A guide on how to win CapSim and understand all of its parts and win the simulation in MBA course

Emergency Loan – Capsim Finance Strategy part 1

In this post I am going to write about Emergency Loan – thing that scare every team and will severely hurt your score in this MBA simulation.

Emergency loan in Capsim is the Short-term loan that you have to borrow in a round due to the shortage of money. And like the short term borrowing your team will have to pay it back in the next round. So think of this: If you have an Emergency loan in this round and you do not know how to improve the cash flow, it is very likely that your team will have emergency loan in the next round. I have seen a lot of teams got panic after this and they made even bigger mistake.

From my experience, one common reason for Emergency loan could be excessive Inventory – which come from some wrong R&D decisions or wrong Forecasting (that’s why in my R&D Strategy in Capsim posts I told you to read the Industry Condition Report very carefully). Either producing too much or your sensors getting out of the Customers’ Buying Criteria could lead to high Inventory costs.

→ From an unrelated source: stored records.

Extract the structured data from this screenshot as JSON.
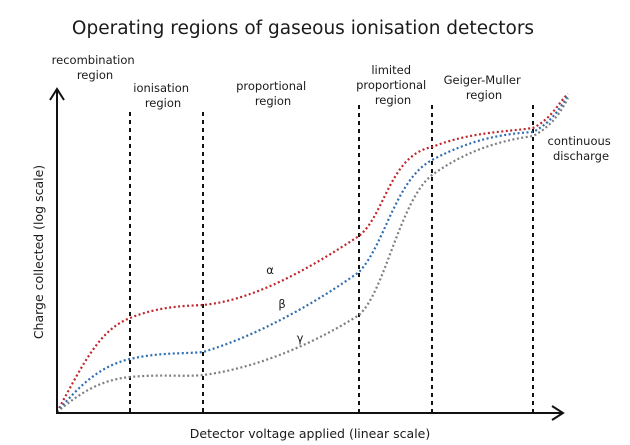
{
  "title": "Operating regions of gaseous ionisation detectors",
  "axes": {
    "x_label": "Detector voltage applied  (linear scale)",
    "y_label": "Charge collected  (log scale)"
  },
  "regions": [
    {
      "id": "recombination",
      "lines": [
        "recombination",
        "region"
      ]
    },
    {
      "id": "ionisation",
      "lines": [
        "ionisation",
        "region"
      ]
    },
    {
      "id": "proportional",
      "lines": [
        "proportional",
        "region"
      ]
    },
    {
      "id": "limited-proportional",
      "lines": [
        "limited",
        "proportional",
        "region"
      ]
    },
    {
      "id": "geiger-muller",
      "lines": [
        "Geiger-Muller",
        "region"
      ]
    },
    {
      "id": "continuous-discharge",
      "lines": [
        "continuous",
        "discharge"
      ]
    }
  ],
  "curves": [
    {
      "id": "alpha",
      "label": "α",
      "color": "#c0262c"
    },
    {
      "id": "beta",
      "label": "β",
      "color": "#2f6db3"
    },
    {
      "id": "gamma",
      "label": "γ",
      "color": "#7f7f7f"
    }
  ],
  "colors": {
    "axis": "#111111",
    "boundary": "#111111"
  }
}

The second reason is bad Cash flow, in the first three rounds you will need a huge amount of money for investments such as capacity, automation level, designing new products, and marketing campaign. Actually, excessive Inventory causes bad Cash flow too because Inventory is deducted from Cash flow from operating activities. See the picture below for more information. Digby had a negative Net cash from operations of $8 million with a negative $13 million from Inventory (but it shows $8k and $13k)

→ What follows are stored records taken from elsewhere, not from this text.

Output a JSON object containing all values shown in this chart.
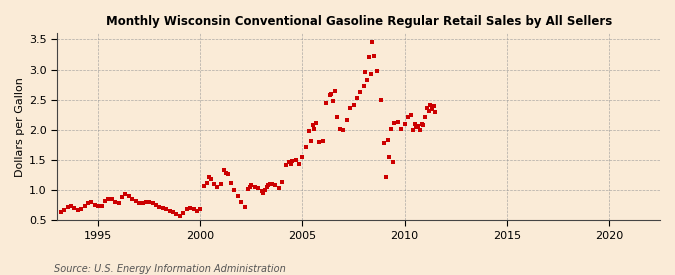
{
  "title": "Monthly Wisconsin Conventional Gasoline Regular Retail Sales by All Sellers",
  "ylabel": "Dollars per Gallon",
  "source": "Source: U.S. Energy Information Administration",
  "background_color": "#faebd7",
  "marker_color": "#cc0000",
  "xlim": [
    1993.0,
    2022.5
  ],
  "ylim": [
    0.5,
    3.6
  ],
  "yticks": [
    0.5,
    1.0,
    1.5,
    2.0,
    2.5,
    3.0,
    3.5
  ],
  "xticks": [
    1995,
    2000,
    2005,
    2010,
    2015,
    2020
  ],
  "data": [
    [
      1993.17,
      0.63
    ],
    [
      1993.33,
      0.67
    ],
    [
      1993.5,
      0.72
    ],
    [
      1993.67,
      0.74
    ],
    [
      1993.83,
      0.7
    ],
    [
      1994.0,
      0.67
    ],
    [
      1994.17,
      0.68
    ],
    [
      1994.33,
      0.73
    ],
    [
      1994.5,
      0.79
    ],
    [
      1994.67,
      0.8
    ],
    [
      1994.83,
      0.76
    ],
    [
      1995.0,
      0.73
    ],
    [
      1995.17,
      0.74
    ],
    [
      1995.33,
      0.82
    ],
    [
      1995.5,
      0.86
    ],
    [
      1995.67,
      0.85
    ],
    [
      1995.83,
      0.81
    ],
    [
      1996.0,
      0.79
    ],
    [
      1996.17,
      0.88
    ],
    [
      1996.33,
      0.94
    ],
    [
      1996.5,
      0.9
    ],
    [
      1996.67,
      0.86
    ],
    [
      1996.83,
      0.82
    ],
    [
      1997.0,
      0.79
    ],
    [
      1997.17,
      0.78
    ],
    [
      1997.33,
      0.8
    ],
    [
      1997.5,
      0.8
    ],
    [
      1997.67,
      0.79
    ],
    [
      1997.83,
      0.75
    ],
    [
      1998.0,
      0.72
    ],
    [
      1998.17,
      0.7
    ],
    [
      1998.33,
      0.69
    ],
    [
      1998.5,
      0.66
    ],
    [
      1998.67,
      0.63
    ],
    [
      1998.83,
      0.61
    ],
    [
      1999.0,
      0.57
    ],
    [
      1999.17,
      0.62
    ],
    [
      1999.33,
      0.69
    ],
    [
      1999.5,
      0.71
    ],
    [
      1999.67,
      0.68
    ],
    [
      1999.83,
      0.66
    ],
    [
      2000.0,
      0.69
    ],
    [
      2000.17,
      1.07
    ],
    [
      2000.33,
      1.12
    ],
    [
      2000.5,
      1.18
    ],
    [
      2000.67,
      1.1
    ],
    [
      2000.83,
      1.06
    ],
    [
      2001.0,
      1.1
    ],
    [
      2001.17,
      1.33
    ],
    [
      2001.33,
      1.27
    ],
    [
      2001.5,
      1.12
    ],
    [
      2001.67,
      1.0
    ],
    [
      2001.83,
      0.9
    ],
    [
      2002.0,
      0.8
    ],
    [
      2002.17,
      0.72
    ],
    [
      2002.33,
      1.02
    ],
    [
      2002.5,
      1.08
    ],
    [
      2002.67,
      1.06
    ],
    [
      2002.83,
      1.03
    ],
    [
      2003.0,
      0.99
    ],
    [
      2003.08,
      0.96
    ],
    [
      2003.17,
      1.0
    ],
    [
      2003.25,
      1.05
    ],
    [
      2003.33,
      1.09
    ],
    [
      2003.5,
      1.1
    ],
    [
      2003.67,
      1.08
    ],
    [
      2003.83,
      1.04
    ],
    [
      2004.0,
      1.13
    ],
    [
      2004.17,
      1.42
    ],
    [
      2004.33,
      1.46
    ],
    [
      2004.5,
      1.48
    ],
    [
      2004.67,
      1.5
    ],
    [
      2004.83,
      1.44
    ],
    [
      2005.0,
      1.55
    ],
    [
      2005.17,
      1.72
    ],
    [
      2005.33,
      1.98
    ],
    [
      2005.5,
      2.08
    ],
    [
      2005.67,
      2.12
    ],
    [
      2005.83,
      1.8
    ],
    [
      2006.0,
      1.82
    ],
    [
      2006.17,
      2.44
    ],
    [
      2006.33,
      2.58
    ],
    [
      2006.5,
      2.48
    ],
    [
      2006.67,
      2.22
    ],
    [
      2006.83,
      2.01
    ],
    [
      2007.0,
      2.0
    ],
    [
      2007.17,
      2.17
    ],
    [
      2007.33,
      2.37
    ],
    [
      2007.5,
      2.42
    ],
    [
      2007.67,
      2.52
    ],
    [
      2007.83,
      2.62
    ],
    [
      2008.0,
      2.72
    ],
    [
      2008.17,
      2.82
    ],
    [
      2008.33,
      2.93
    ],
    [
      2008.42,
      3.45
    ],
    [
      2008.5,
      3.22
    ],
    [
      2008.67,
      2.98
    ],
    [
      2008.83,
      2.5
    ],
    [
      2009.0,
      1.78
    ],
    [
      2009.17,
      1.83
    ],
    [
      2009.33,
      2.02
    ],
    [
      2009.5,
      2.12
    ],
    [
      2009.67,
      2.13
    ],
    [
      2009.83,
      2.02
    ],
    [
      2010.0,
      2.1
    ],
    [
      2010.17,
      2.22
    ],
    [
      2010.33,
      2.24
    ],
    [
      2010.5,
      2.1
    ],
    [
      2010.67,
      2.07
    ],
    [
      2010.83,
      2.1
    ],
    [
      2011.0,
      2.22
    ],
    [
      2011.17,
      2.32
    ],
    [
      2011.33,
      2.34
    ],
    [
      2011.5,
      2.3
    ],
    [
      2009.25,
      1.55
    ],
    [
      2009.42,
      1.47
    ],
    [
      2009.08,
      1.22
    ],
    [
      2010.42,
      2.0
    ],
    [
      2010.58,
      2.04
    ],
    [
      2011.08,
      2.37
    ],
    [
      2011.25,
      2.42
    ],
    [
      2006.58,
      2.65
    ],
    [
      2006.42,
      2.6
    ],
    [
      2005.58,
      2.02
    ],
    [
      2005.42,
      1.82
    ],
    [
      2004.42,
      1.44
    ],
    [
      2003.42,
      1.1
    ],
    [
      2002.42,
      1.06
    ],
    [
      2001.25,
      1.28
    ],
    [
      2000.42,
      1.22
    ],
    [
      2010.75,
      2.0
    ],
    [
      2010.92,
      2.08
    ],
    [
      2011.42,
      2.4
    ],
    [
      2008.25,
      3.2
    ],
    [
      2008.08,
      2.96
    ]
  ]
}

Andrews, Baldwin, Digby all had negative Cash flow and 5 out of 6 teams got Emergency loan since they did not have enough cash as of December 31.

So, as you can see Ferris had a Negative Cash flow but how did they not get the Emergency loan? It was because their Cash account in Balance sheet was $27 million after the deduction (the red circle). It means they had plenty of cash and I’m pretty sure that they did not need to worry about a Negative cash flow.

I will analyze the next round (Round 4) as well so you guys will have a better idea of what I’m talking about:

We can see some improvements of cash flow in this round but Digby and Baldwin were still in trouble.

– Chester, Erie and Ferris cleared their inventory and got positive cash flow from Inventory (the red arrows).

– Chester sold their capacity to have more cash – the red underline. This was not really “improvement”, they got cash for this round but it would be bad for the next rounds since you can only get 65% of your money back when selling capacity. So, if it was not super urgent, I would never suggest selling capacity. You can have better solution for your cash flow. However, Chester got cash and their cash position will be okay for the next round.

– Andrews borrowed more long-term debt and issued common stocks – very wise solution here. They could pay off the debt while still had cash.

– Digby got even more Inventory costs of $13 million and they had to pay off short term debt (Emergency loan from last round). As a result, they got another Emergency loan for this round.

If you want to improve your financial ratios and avoid Emergency loan , here are some advice:

– R&D your products with the right specifications and forecast your sales to minimize the inventory, which will lower the cost of inventory

– Try not to borrow short-term loan, but borrow long-term money and issue stocks instead

– Always check your Finance tabs, if you see the negative Year-end cash, your team need more cash, either by lower the expenses or borrow money or issue stocks. However, the year-end cash in Finance tab is just a forecasted number, if you know what you are doing, a few negative million would not be a problem. For those who do not have any idea how it works, make sure you have at least 5-10 million in cash left at the end of the year.

– Leverage ratio – a super important ratio that affects your Balanced Scorecard – should be around 2.0 to 2.4.